We love Carlisle. It's a great town with an interesting community of people and a wonderful variety of architecture. Frankly, I think the biggest threat to Carlisle is that the real estate prices and taxes are going to push out the very people that make so many of our lives happy here. I fear we are going to lose our town's historical voices, our elderly, our town employees, our single parents, our tradespeople, our neighbors and our young, as well as all the wonderful smaller homes that make Carlisle a town of character, a town with a friendly scale of homes, a town with diverse people.
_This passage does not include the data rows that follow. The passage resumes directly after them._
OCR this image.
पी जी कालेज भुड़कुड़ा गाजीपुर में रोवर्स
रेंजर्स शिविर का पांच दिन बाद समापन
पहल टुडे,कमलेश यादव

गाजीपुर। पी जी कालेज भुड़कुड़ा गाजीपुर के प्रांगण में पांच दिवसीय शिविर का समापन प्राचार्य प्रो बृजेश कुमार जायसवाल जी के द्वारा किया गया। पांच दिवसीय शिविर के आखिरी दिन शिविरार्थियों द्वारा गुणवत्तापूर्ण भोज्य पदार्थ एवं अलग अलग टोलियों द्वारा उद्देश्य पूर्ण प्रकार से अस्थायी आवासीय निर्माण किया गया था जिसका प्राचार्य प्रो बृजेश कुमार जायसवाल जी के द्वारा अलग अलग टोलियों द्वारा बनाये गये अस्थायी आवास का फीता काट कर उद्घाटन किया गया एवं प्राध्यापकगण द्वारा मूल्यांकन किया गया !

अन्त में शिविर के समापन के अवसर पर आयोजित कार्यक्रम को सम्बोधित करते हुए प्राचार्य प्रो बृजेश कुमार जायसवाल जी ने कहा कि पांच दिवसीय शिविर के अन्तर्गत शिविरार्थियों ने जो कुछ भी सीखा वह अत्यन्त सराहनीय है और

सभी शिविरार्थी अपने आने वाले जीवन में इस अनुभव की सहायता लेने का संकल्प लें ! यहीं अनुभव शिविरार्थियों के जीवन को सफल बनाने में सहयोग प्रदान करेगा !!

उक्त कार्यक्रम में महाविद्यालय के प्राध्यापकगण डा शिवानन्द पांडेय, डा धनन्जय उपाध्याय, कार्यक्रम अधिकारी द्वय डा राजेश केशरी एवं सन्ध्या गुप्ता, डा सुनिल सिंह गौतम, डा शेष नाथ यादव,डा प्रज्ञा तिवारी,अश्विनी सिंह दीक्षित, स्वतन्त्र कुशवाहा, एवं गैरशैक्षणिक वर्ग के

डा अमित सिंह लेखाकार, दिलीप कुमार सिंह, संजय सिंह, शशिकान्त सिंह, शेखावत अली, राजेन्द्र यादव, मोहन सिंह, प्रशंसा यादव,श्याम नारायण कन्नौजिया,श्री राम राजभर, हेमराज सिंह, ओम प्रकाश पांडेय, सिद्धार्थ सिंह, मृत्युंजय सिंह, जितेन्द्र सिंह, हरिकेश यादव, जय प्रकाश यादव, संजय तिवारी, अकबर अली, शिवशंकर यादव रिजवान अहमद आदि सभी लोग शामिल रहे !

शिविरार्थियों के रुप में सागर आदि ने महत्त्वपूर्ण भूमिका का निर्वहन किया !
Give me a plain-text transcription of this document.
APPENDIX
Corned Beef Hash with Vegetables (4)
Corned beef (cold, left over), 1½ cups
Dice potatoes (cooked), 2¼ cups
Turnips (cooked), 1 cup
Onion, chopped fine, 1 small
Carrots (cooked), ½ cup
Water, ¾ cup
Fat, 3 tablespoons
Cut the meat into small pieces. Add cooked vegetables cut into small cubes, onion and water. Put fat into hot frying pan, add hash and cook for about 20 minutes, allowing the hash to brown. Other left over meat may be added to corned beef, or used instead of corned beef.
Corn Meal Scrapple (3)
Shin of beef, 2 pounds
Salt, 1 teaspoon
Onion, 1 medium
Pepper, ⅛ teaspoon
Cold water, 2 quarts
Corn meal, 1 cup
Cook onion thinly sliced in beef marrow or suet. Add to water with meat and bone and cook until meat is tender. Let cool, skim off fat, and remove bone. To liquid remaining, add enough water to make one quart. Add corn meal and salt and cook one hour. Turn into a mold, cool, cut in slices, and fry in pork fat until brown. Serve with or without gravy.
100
Dave Duren's comments at the last Town Meeting really got me thinking. Why can't the town create a plan similar to Wayland's where it buys the more modest homes that come on the market for affordable housing? Perhaps there could be some arrangement where people considering moving out of town for financial reasons could sell their house to the town at a reasonable price, have life-time tenancy and/or tax abatements and Carlisle could either convert these houses into apartments or keep as is? It would help our townspeople, encourage Carlisle's interesting diversity and maintain its architectural scale.
Let's develop a strategic plan that supports our neighbors and neighborhoods while creatively addressing the need for affordable housing. There are many creative people in town. I hope they will step forward and help lead Carlisle to some cutting edge solutions.